Sam hizo lo mismo. Todos parecían idénticos, de unos veinte kilos cada uno. Sam y Remi se desplazaron de hilera en hilera y fueron mirando al azar contenedores de cada una. Por fin, justo cuando Remi estaba devolviendo uno a su lugar, vio que Sam utilizaba su navaja para desenroscar el aro que rodeaba la parte superior de otro a fin de quitarle la tapa. Remi se acercó y vio el brillo familiar del oro.

Los dos se pusieron a trabajar. Levantaron a toda prisa cada contenedor y dejaron aparte los que no estaban llenos de una cantidad idéntica de sustancias químicas. Algunos eran más pesados, otros más livianos, y hacían mucho ruido si los sacudían. Sam empujó un palet de madera hasta la fila y empezó a amontonar los contenedores de objetos encima. Al cabo de unos veinte minutos, el palet estaba cargado, y Sam llevó otro. Ya se habían convertido en unos expertos en identificar los contenedores que no pesaban mucho, y cargaron los palets con mayor rapidez. Cuando hubieron localizado todos los que pudieron, y comprobado que estaban llenos de productos químicos, Sam dijo:

—Busca el interruptor que abre las puertas.

Mientras él acercaba una carretilla elevadora para levantar un palet cargado con contenedores llenos de antigüedades, Remi localizó el interruptor. Cuando se acercó a la puerta, esta se elevó, Sam salió con la carretilla y Remi corrió para aproximar el camión. Lo cargaron en pocos minutos con la ayuda de la carretilla elevadora y los palets. El cargamento consistía en tres palets, cada uno de cuatro contenedores de alto y cuatro de ancho. Cuando terminaron, Sam devolvió la carretilla al interior y volvió al vehículo. Cerraron la puerta del almacén, cerraron el camión y se fueron.

Llegaron al hotel de Reims a las cuatro de la madrugada.

—Sacaré las armas y los objetos de la nueva habitación —dijo Sam—, y tú trae las pertenencias que dejamos en la antigua. Después nos iremos a París.
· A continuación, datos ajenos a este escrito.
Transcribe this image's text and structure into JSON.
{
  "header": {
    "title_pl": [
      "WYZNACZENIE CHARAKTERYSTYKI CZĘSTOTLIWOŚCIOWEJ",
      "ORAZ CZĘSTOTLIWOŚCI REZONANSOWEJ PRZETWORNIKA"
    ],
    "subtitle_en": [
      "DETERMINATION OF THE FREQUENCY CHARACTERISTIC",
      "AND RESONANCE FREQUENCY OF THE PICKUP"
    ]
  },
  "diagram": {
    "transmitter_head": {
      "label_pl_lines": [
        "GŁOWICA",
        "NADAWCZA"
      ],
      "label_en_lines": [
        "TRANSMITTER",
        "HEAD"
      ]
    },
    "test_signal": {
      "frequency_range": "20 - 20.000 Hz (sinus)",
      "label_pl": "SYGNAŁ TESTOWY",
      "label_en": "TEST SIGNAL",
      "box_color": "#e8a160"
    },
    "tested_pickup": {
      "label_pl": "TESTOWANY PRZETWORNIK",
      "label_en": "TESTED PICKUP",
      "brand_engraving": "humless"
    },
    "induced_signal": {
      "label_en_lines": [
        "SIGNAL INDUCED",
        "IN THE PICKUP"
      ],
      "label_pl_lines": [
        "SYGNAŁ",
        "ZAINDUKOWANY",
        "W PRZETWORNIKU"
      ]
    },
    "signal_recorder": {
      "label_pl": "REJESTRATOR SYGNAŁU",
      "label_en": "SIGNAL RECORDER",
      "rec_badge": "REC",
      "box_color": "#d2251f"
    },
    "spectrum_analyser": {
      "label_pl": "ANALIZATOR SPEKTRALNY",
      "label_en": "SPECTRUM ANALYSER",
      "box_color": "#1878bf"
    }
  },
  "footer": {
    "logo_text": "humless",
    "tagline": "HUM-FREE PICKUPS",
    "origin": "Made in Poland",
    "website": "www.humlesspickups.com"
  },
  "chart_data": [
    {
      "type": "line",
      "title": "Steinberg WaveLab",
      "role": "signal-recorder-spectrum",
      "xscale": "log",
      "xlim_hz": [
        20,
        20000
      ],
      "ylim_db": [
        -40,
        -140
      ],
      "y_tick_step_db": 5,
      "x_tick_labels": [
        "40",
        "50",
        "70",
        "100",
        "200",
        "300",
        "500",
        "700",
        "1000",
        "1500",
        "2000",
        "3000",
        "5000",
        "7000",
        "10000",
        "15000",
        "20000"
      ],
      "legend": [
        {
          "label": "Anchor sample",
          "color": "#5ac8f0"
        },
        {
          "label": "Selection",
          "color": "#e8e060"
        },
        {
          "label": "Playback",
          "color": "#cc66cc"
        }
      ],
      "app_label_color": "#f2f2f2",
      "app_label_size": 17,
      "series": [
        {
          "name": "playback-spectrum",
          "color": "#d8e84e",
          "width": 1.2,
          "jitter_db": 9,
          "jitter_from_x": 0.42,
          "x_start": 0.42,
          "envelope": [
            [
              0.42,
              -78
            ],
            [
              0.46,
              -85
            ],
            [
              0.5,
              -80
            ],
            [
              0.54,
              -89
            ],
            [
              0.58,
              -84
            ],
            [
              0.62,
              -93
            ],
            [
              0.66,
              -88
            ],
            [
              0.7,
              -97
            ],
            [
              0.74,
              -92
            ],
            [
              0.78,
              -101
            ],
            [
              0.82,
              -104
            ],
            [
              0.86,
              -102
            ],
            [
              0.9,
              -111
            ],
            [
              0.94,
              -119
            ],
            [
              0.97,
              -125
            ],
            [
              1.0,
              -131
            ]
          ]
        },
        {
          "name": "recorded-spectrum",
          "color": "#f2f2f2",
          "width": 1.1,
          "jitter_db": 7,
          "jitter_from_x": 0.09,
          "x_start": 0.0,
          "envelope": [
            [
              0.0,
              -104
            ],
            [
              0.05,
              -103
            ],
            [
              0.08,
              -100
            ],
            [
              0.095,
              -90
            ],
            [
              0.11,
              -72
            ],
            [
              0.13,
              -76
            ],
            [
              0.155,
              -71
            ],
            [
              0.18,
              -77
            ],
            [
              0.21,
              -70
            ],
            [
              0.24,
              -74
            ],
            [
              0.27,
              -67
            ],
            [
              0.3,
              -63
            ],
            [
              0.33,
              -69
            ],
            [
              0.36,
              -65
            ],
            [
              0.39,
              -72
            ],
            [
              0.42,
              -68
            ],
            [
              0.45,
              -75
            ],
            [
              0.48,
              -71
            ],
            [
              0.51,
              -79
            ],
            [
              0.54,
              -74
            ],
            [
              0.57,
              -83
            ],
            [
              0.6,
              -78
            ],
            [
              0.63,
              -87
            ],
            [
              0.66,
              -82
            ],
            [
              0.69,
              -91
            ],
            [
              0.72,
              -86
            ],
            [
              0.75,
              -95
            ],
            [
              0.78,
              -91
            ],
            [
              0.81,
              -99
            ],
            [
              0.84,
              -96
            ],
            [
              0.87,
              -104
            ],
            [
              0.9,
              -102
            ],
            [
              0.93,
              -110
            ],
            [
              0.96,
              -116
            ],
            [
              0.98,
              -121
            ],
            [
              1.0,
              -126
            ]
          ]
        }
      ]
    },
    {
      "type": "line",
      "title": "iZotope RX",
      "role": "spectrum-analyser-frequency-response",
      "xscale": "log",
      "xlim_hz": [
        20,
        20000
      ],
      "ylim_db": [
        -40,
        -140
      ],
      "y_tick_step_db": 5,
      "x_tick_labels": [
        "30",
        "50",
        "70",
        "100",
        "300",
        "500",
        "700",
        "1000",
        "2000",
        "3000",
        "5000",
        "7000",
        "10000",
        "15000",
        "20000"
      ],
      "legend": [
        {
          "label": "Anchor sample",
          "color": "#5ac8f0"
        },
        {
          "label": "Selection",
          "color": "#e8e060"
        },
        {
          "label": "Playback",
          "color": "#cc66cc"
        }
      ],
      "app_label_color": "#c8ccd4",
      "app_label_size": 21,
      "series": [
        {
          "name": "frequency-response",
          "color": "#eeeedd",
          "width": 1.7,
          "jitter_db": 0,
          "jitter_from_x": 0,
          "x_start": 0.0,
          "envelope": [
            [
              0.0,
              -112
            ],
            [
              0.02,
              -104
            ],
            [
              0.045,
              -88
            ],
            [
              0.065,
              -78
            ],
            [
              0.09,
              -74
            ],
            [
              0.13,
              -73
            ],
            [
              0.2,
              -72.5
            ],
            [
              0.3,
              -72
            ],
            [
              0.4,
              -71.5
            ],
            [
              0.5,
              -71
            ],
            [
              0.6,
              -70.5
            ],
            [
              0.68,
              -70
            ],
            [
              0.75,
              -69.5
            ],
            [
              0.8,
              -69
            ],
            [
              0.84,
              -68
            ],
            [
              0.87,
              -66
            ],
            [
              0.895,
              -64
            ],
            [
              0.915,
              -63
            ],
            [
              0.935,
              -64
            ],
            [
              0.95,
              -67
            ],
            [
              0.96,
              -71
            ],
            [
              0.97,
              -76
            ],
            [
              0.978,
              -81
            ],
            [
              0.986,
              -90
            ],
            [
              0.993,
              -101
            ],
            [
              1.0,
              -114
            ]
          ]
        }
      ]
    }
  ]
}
Corrieron al interior. Sam se dio cuenta de que algo iba mal en cuanto llegó a la puerta de la segunda habitación. Asomaba un leve resplandor por debajo de la misma. Unos tres minutos después, Remi llegó con su maleta. Sam estaba entrando en la habitación por la ventana. Los escudos y las armas que habían dejado parecían seguir en su sitio, pero la expresión de Sam le indicó que algo no iba bien.

—Oh, no —dijo—. ¿Se lo han llevado?

Sam levantó las manos vacías y cerró la ventana.

—Mientras nosotros estábamos robándoles en Troyes, ellos nos estaban robando en Reims. Se han llevado el escudo con la inscripción de Atila.